Zamora, 6 noviembre 2023
Antonio Fernández, licenciado en Sociología

         Por supuesto, Dios está con nosotros a través de las cosas y del rutinario acontecer de cada día, soplándonos a través de la conciencia y con vistas a encauzar hacia el bien lo que a cada uno le toca hacer.

         En esta situación, uno ya no se plantea el problema de sobre qué hay que discutir, defender o negar, pues todo eso es secundario. Sino que lo que hay que plantear es la realidad como un todo, de todo o nada. Esta es la única alternativa viable para que sea posible una armonía entre los hombres, la naturaleza y el mundo, y con fundamento firme para que dicha armonía sea duradera.

         Respecto a la visión cristiana de la vida, se quiera o no también se llega a concluir en lo mismo, pues creer significa comprender la existencia como una respuesta a la palabra a Dios, en esa opción por aceptar lo recibido de Dios. Es decir, que lo recibido precede al hacer, y no porque el hacer se desprecie o considere superfluo, sino porque lo importante es haber recibido, y por eso, porque hemos recibido, es por lo que hacemos.

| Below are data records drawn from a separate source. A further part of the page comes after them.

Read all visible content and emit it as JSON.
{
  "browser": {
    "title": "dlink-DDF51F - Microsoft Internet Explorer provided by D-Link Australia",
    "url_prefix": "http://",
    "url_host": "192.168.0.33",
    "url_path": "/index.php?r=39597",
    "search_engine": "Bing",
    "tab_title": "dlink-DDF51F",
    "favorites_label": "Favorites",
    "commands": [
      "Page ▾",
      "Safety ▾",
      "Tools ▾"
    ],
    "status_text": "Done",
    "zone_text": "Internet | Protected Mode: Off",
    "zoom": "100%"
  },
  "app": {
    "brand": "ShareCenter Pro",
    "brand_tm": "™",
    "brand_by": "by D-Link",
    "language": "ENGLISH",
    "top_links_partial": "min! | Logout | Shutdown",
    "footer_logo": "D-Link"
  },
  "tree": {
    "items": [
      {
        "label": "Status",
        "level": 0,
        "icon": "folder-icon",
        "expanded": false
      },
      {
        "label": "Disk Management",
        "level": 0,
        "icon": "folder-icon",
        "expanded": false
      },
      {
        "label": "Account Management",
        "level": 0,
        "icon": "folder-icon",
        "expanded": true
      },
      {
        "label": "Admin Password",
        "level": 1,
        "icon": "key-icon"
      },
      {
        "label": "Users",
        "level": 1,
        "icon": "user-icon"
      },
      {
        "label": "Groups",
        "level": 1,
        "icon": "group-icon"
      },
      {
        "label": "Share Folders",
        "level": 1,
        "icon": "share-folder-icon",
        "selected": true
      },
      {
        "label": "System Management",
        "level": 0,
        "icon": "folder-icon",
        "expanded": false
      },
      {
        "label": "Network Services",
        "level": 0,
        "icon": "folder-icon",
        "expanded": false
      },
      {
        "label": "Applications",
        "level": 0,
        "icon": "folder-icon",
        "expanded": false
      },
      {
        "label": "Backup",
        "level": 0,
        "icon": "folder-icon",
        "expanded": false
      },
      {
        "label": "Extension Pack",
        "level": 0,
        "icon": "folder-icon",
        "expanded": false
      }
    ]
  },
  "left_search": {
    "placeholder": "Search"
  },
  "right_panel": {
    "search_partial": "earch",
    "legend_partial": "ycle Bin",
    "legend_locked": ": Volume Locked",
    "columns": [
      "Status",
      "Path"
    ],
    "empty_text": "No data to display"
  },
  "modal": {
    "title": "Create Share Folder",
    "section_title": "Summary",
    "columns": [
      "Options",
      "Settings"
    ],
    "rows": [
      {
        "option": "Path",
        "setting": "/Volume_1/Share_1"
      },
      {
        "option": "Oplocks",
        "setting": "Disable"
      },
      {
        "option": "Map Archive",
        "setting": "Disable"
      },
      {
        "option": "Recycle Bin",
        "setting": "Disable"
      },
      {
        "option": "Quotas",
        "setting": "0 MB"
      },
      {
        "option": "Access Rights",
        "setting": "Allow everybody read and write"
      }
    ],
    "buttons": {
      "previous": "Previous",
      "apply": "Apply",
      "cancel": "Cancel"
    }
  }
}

         La fe cristiana significa también una opción en pro de que lo invisible es más real que lo visible. Es afirmación de la supremacía de lo invisible como propiamente real, lo cual nos lleva y autoriza a colocarnos ante lo invisible con tranquilidad impertérrita y en la responsabilidad que dimana del verdadero fundamento de todo, de lo invisible.

         Por eso no puede negarse que la fe cristiana se oponga a la actitud a la que parece inclinarnos la orientación actual del mundo. En principio, nos invita a limitarnos a lo visible, a lo aparente en el más amplio sentido de la palabra; nos invita a hacer extensiva la actitud metódica fundamental a la que las ciencias naturales deben sus resultados, al todo de nuestra relación con la realidad. Y como techne (lit. acción eficaz), nos exige contar con lo factible y hacer de eso el suelo que nos soporte.

         El primado de lo invisible sobre lo visible, el de lo recibido sobre el hacer, corre en sentido totalmente opuesto a esta orientación. Aquí radica la dificultad del salto por el que nos confiamos a lo invisible. Y con todo, la libertad de hacer y la de aceptar lo visible por la investigación metódica se hacen posibles en primer lugar por la fe cristiana, porque la fe cristiana los califica de provisionales, y por la jerarquía que así se inicia.

         Esto no quiere decir que partir de lo que aquí sucede sea un entregarse a lo irracional. Es, por el contrario, un acercarse al logos, a la ratio, a la inteligencia, y así a la verdad misma, ya que el fundamento sobre el que se sostiene el hombre no puede ni debe ser a fin de cuentas sino la verdad.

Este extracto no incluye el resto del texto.